I am not a Belfast resident, but Belfast is “my town.” I shop there, go out to eat and attend events, meet friends and colleagues, go to the gym.
You get the picture. I am not alone.
There are hundreds of people like me who live close by on farms and in the woods. We’ve witnessed Belfast’s transformation into a beautiful, prosperous town. Its citizens are engaged, caring and committed to doing their best to make decisions that help those in need while supporting local, independent businesses.
Large corporations have come and gone. MBNA certainly helped the town, but it was swallowed by Bank of America.
Athena can’t find enough employees, and is seeking tax breaks.
Front Street didn’t lower taxes, but it fits into the community.
There’s no perfection, but overall Belfast’s revival is a success. The town’s been featured as one of the best places to live and visit. If this transformation were to be summarized, front and center is the back-to-land culture. Smart, diverse and committed to “the good life,” these people rejected corporate control of food, and embraced a caring, intimate relationship with land and community.

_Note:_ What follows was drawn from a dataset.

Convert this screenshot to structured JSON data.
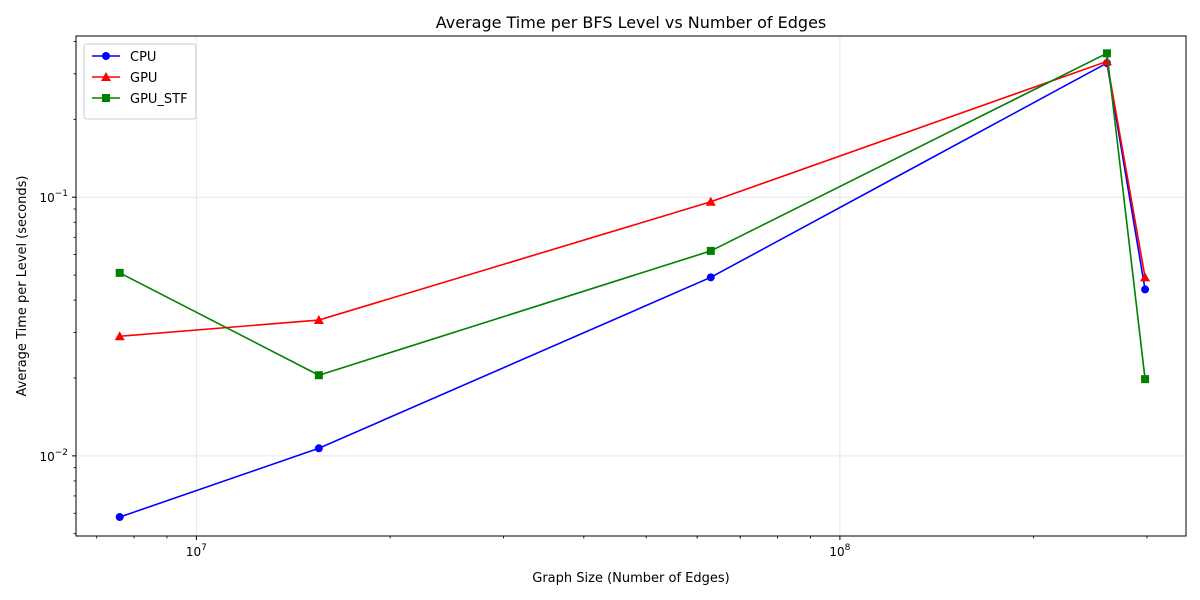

They ignited a successful revival of local agriculture, and helped prove that keeping things close to home and reasonably sized, makes for a vibrant town others want to join.
Belfast appeared to have healthy democratic process. But, our state and communities are not immune to the slippery maneuvers extractive corporations must use to get what they want. Nordic Aquafarms tiptoed into town last fall. It silently cuddled up to state and town officials in order to stave off the scrutiny of the citizenry, their pesky laws and community process. They promised money.
It is all part of the game. Everybody knows it.
Getting local people to fight against each other is another.
We like to think our nation is democratic, but the truth is we’re more of an oligarchy where people often struggle for the democratic process. Webster’s defines an oligarchy as "a government in which a small group exercises control especially for corrupt and selfish purposes.”
Let me be clear. I am not saying Belfast’s leaders are corrupt and selfish. I think they mean well, but have fallen prey to the marketing of an extractive industry that intends to rake in millions while helping itself to an astonishing water source, and using the bay as a dumping ground. Making sure its taxes are as low as possible, the town picks up most of the tab, and robots do much of the work, will be key to maximizing returns.
The City Council also seems to be suffering from a fairly significant lack of imagination, and a solid case of amnesia.
Despite the mind-boggling evidence to the contrary, the City Council has fallen for the false, though repeatedly marketed story that large, extractive schemes solve communities’ challenges. It’s easy, I guess. A little like going to MacDonald’s rather than cooking your own meals.
They also seem unable to recall that these massive, extractive projects repeatedly wreak havoc on rivers, bays, forests, water sources, creatures and communities. Like the paper companies that flooded Maine’s rivers with dioxin, and Holtrachem’s colossal mercury release into the Penobscot River, corporations like NAF are out to exploit the scantily protected natural “resources” of Maine with as little expense and responsibility as possible. This is what extractive corporations do. It is a good idea to remember it despite NAF’s soothing, clean and green marketing scheme.
And, speaking of the mercury spill, the community might want to be sure that NAF’s 7.7 million gallons of effluent pumping into the Bay every day won’t stir any of it up. It’s a pretty nasty chemical, similar to the lead in Flint River, just worse. In fact, that mercury is still moving around because, as Dianne Kopec and Aram Calhoun wrote in the BND, “river and slough channels can change course, releasing long-buried mercury into the surface sediment that is swept up and down the river with the tide.”
The mercury is also throughout the Bay.
There’s a lot to worry about where fish factories are concerned, but what makes me really anxious is how the town leaders were willing to subvert the democratic process.
Now, I know it is all the rage these days to openly undermine democracy. Just the same, I was pretty shocked to see Belfast get in on the fun. The list is fairly long. Its starts with the Water District working behind closed doors with NAF, and barely whispering to the public that the forest they all own was for sale. The City, pressured by NAF, demanded the PUC drop their usual eight-month public comment period. Then, even after the Planning Board voted 0-5 that the City’s Comprehensive Plan was violated, City Council still voted to change Belfast’s Zoning—a process protected by both a state and a local law. While the town officials back peddled hard to include the public, it was clear the deal was done.
It won’t be easy, but the town could slow this entire process down. It might even want to consider applying for carbon credits for the forest, and sending NAF down the road. To do this they will need to vote some new people onto their City Council. People who would have the courage to make this move, and defend the democratic process regardless of who comes knocking. Namely, Jim Merkel for Ward 5, Joanne Mosswilde, Ward 2, and Ellie Daniels for Ward 1.